Specializing in an aspect of cyber security makes it easier to learn as you only need to learn what’s involved in the specialism instead of having to learn everything.
For me, specializing in cloud security, particularly containerized workloads (Docker based) and allows me to focus on how cyber security can improve the security of cloud containerized environments like those used Amazons AWS, Microsoft’s Azure to Google Cloud Platform.
This doesn’t mean I don’t know anything else about cyber security for these cloud environments, I do and the reason I do, is I’ve picked up the knowledge over time. I’ve not done it in one go and overloaded my brain, this level of overwhelm would be too stressful for me to bear.
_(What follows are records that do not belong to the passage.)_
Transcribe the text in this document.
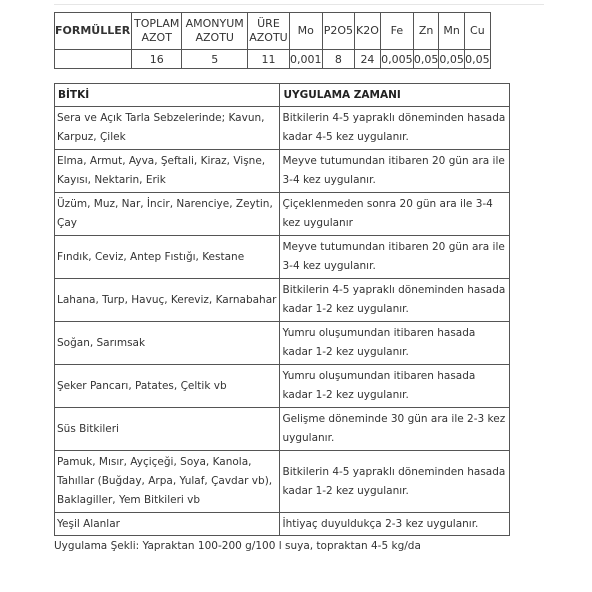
FORMÜLLER	TOPLAM AZOT	AMONYUM AZOTU	ÜRE AZOTU	Mo	P2O5	K2O	Fe	Zn	Mn	Cu
	16	5	11	0,001	8	24	0,005	0,05	0,05	0,05
BİTKİ	UYGULAMA ZAMANI
Sera ve Açık Tarla Sebzelerinde; Kavun, Karpuz, Çilek	Bitkilerin 4-5 yapraklı döneminden hasada kadar 4-5 kez uygulanır.
Elma, Armut, Ayva, Şeftali, Kiraz, Vişne, Kayısı, Nektarin, Erik	Meyve tutumundan itibaren 20 gün ara ile 3-4 kez uygulanır.
Üzüm, Muz, Nar, İncir, Narenciye, Zeytin, Çay	Çiçeklenmeden sonra 20 gün ara ile 3-4 kez uygulanır
Fındık, Ceviz, Antep Fıstığı, Kestane	Meyve tutumundan itibaren 20 gün ara ile 3-4 kez uygulanır.
Lahana, Turp, Havuç, Kereviz, Karnabahar	Bitkilerin 4-5 yapraklı döneminden hasada kadar 1-2 kez uygulanır.
Soğan, Sarımsak	Yumru oluşumundan itibaren hasada kadar 1-2 kez uygulanır.
Şeker Pancarı, Patates, Çeltik vb	Yumru oluşumundan itibaren hasada kadar 1-2 kez uygulanır.
Süs Bitkileri	Gelişme döneminde 30 gün ara ile 2-3 kez uygulanır.
Pamuk, Mısır, Ayçiçeği, Soya, Kanola, Tahıllar (Buğday, Arpa, Yulaf, Çavdar vb), Baklagiller, Yem Bitkileri vb	Bitkilerin 4-5 yapraklı döneminden hasada kadar 1-2 kez uygulanır.
Yeşil Alanlar	İhtiyaç duyuldukça 2-3 kez uygulanır.
Uygulama Şekli: Yapraktan 100-200 g/100 l suya, topraktan 4-5 kg/da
Instead I have concentrated on one area, when I felt comfortable enough to branch out further, I have done so. One of my most important skills is curiosity, so when I started working on containerized workloads, my curiosity took me from securing pipelines to application security and secure software development lifecycle (SDLC) activities.
For the uninitiated, there’s a lot of information and knowledge to learn here, but I’ve done this over many years. Meaning because I haven’t crammed the information in a short space of time, I’ve managed to retain the information for longer.
What qualifications do you need for cyber security?
You don’t need any qualifications for most cyber security jobs as there are many jobs where experience trumps qualifications. For these jobs there’s no need to have a university degree, a security qualification or any mandatory security course training.
Cyber security experience is more important than security qualifications for most jobs and I am testament to this. As I have absolutely no security qualifications, I don’t have a university degree as my education was only to a high school level and I used to work in a different field, in sales.
Even now when I apply for jobs, my resume (CV) does not have a qualifications section and I still get calls all the time from hirers. This is down to the experience I have built up and the specialisms like AppSec and DevSecOps that are sought after skills in the cyber world.
Most entry level roles like incident handling don’t require any qualifications and instead hirers are interested in life skills and the ability to learn new things quickly. Being able to answer phone calls and communicate effectively using email and internal messenger apps is far more important. As the cyber skills required for these jobs is very minimal and can easily be learned by most people even if they have little or no previous cyber experience.
I’ve worked with many people who don’t work in cyber security but have taken plenty of security qualifications, only to find it just as difficult to get a cyber related job. These people have wasted a lot of their hard earned money on courses and security exams, leading to their chances to actually getting a job being the same as it was before they wasted their money on cyber courses and exams.
This is why I always advise newbies interested in working in cyber related fields to try to build some experience first, as it doesn’t matter how little this is, some cyber experience is better than none.
Security jobs requiring qualifications
There are cyber security jobs where some form of qualification is required, especially around security testing like penetration testing. Many organizations look for penetration testers who have a certification like CREST, as this provides the hirer some surety that they are recruiting someone who has the basic knowledge in penetration testing.
That being said, no organization is going to hire anyone who just has a CREST certification and no experience. Having experience is essential and along with the CREST certification, means the person applying for the penetration testing job has much more chance of successfully being considered.